If they decide against the city, they wouldn’t be saying that the city has to provide housing, but rather that people are allowed to use blankets or tents to sleep on public property.

I’m not seeing where the case implies that? It seems to me the case is just “can you fine people for living in a tent on public property”. It’s obvious that the monetary fine is a cudgel to, as explicitly stated in the article, get the homeless people to move on.

It’s an unfortunate problem that some cities will accumulate more homeless than others. My city is one of those places - we have one especially large homeless encampment in the woods that is plagued with drugs and violence, not to cast aspersions on each homeless person there. However, it’s not a solution to criminalize homelessness. It potentially alleviates the problem for the city while making it overall worse.

I don’t have a great solution to the lack of affordable housing nation wide. Within 2 blocks of me are 6 construction projects where a ~ 1500 sq ft home is being replaced with a ~ 4,000-5,000 sq ft home. Some of the old homes were owner occupied, I suspect that all of the new ones are either second homes or short term rentals (I live in a seasonal town, 1/4 mile from the beach). So housing supply at least in my neighborhood is simultaneously being both reduced and made more expensive. Maybe curbs on the rental market would help, but I am skeptical of that.

I suppose you are correct. If the court rules against the city, people can pitch tents on public property. I was thinking of some other ruling where they had a middle ground of “You can ban tents on public property, but you need to provide adequate free housing before you enforce that ban.”

I think the amount of public property in Grants Pass which is not streets and sidewalks is limited. The people who live there are going to be very unhappy to fine a homeless encampment in their pretty parks.

Is “the woods” in your case inside city limits?

Yes. It’s perhaps 6 acres located inside the city, not in the center but not quite the outskirts. They’ve been caught more than once running extension cables to nearby homes for power. There is a “nicer” homeless encampment with less drugs and you’re less likely to be assaulted, but the encampment I’m talking about is mostly for the chronically homeless. People pull garbage out pretty much daily but the accumulation never slows.

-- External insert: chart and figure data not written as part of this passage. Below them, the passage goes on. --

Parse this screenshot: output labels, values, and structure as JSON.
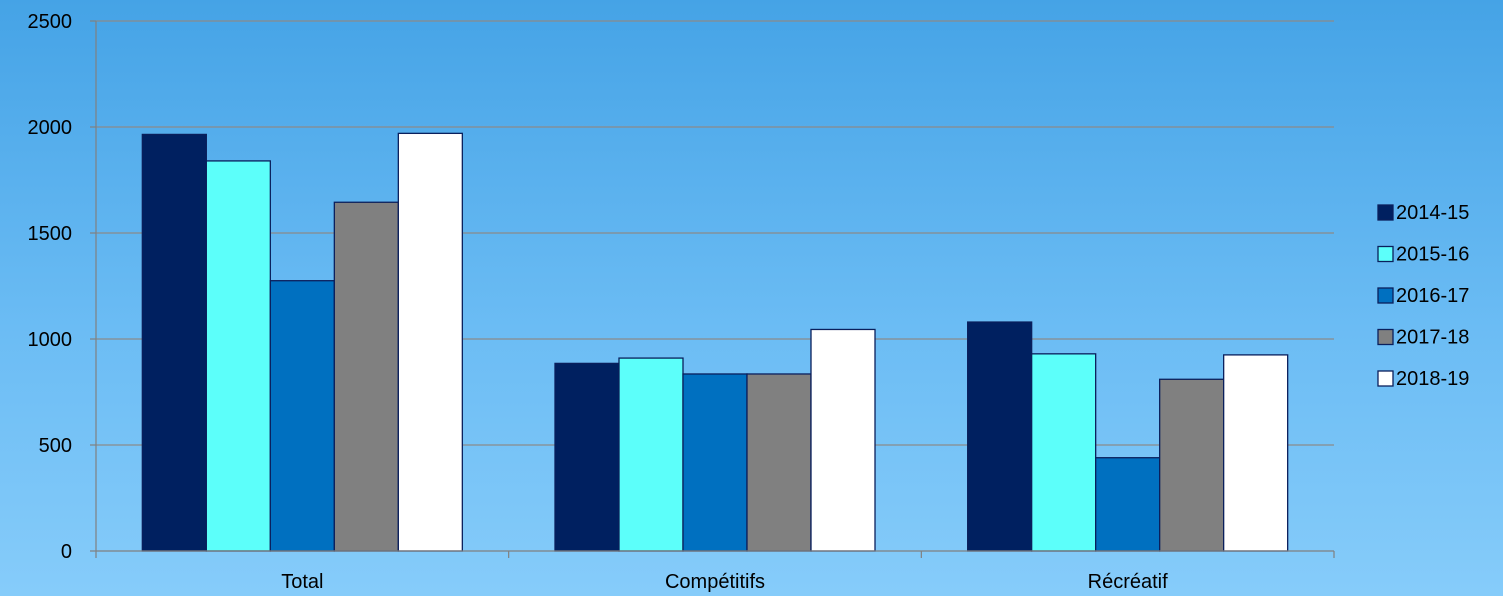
{
  "chart_data": {
    "type": "bar",
    "categories": [
      "Total",
      "Compétitifs",
      "Récréatif"
    ],
    "series": [
      {
        "name": "2014-15",
        "color": "#002060",
        "values": [
          1965,
          885,
          1080
        ]
      },
      {
        "name": "2015-16",
        "color": "#5cfffa",
        "values": [
          1840,
          910,
          930
        ]
      },
      {
        "name": "2016-17",
        "color": "#0070c0",
        "values": [
          1275,
          835,
          440
        ]
      },
      {
        "name": "2017-18",
        "color": "#808080",
        "values": [
          1645,
          835,
          810
        ]
      },
      {
        "name": "2018-19",
        "color": "#ffffff",
        "values": [
          1970,
          1045,
          925
        ]
      }
    ],
    "y_ticks": [
      "0",
      "500",
      "1000",
      "1500",
      "2000",
      "2500"
    ],
    "ylim": [
      0,
      2500
    ],
    "grid": true,
    "legend_position": "right"
  }
}
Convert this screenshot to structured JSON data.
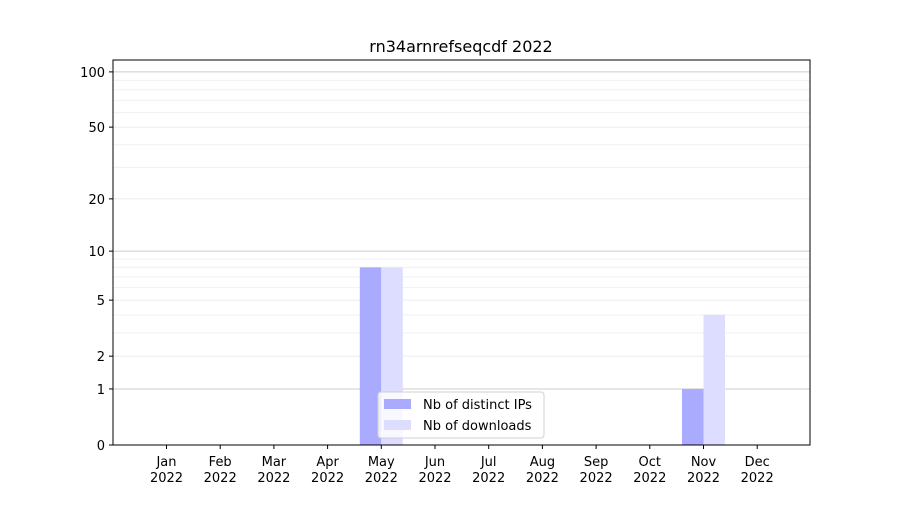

Just looking at the satellite photos of Grants Pass, I’m not sure that they have an area within city limits that would work for that. Like I said, the couple parks don’t look like unkept woods.

However, that was my first thought when I read the story. “Just find a piece of land that’s not heavily used, provide some basic toilet facilities and adequate police presence, maybe require free registration so you at least have names.”

The article says “600 people experiencing homelessness”. I’ll guess that sleeping on a friend’s couch is “homeless” for that count. I don’t have any sense for how many are actually living outdoors.

I don’t think that an encampment “that is plagued with drugs and violence” is a solution to homelessness, either.

No, our encampment is definitely a local crisis. It’s just that there’s no perfect solution for it, and of the adequate solutions nobody wants to fund it.

Of course, the local Republicans want to bulldoze the entire area or generally let them die by not responding to fires, murders, etc. Definitely no Narcan or food or water.

Ultimately it feels like homelessness is a problem comparable to immigration. Localities can’t fix it. They can punish the homeless with fines and hope they leave, and for those who don’t but can’t pay the fines they will use taxpayer money to house and feed the homeless in prison. But all localities will do is push the problem elsewhere.

It’s understandable why a town would do something like this, and also is quite shitty of them. In their best-case scenario, the next town over now has a homelessness crisis.

The immigration one has a straightforward solution in that if you give everyone work permits it makes it easier for them to find jobs to support themselves which then reduces their reliance on social programs. That would have to be done at the federal level though.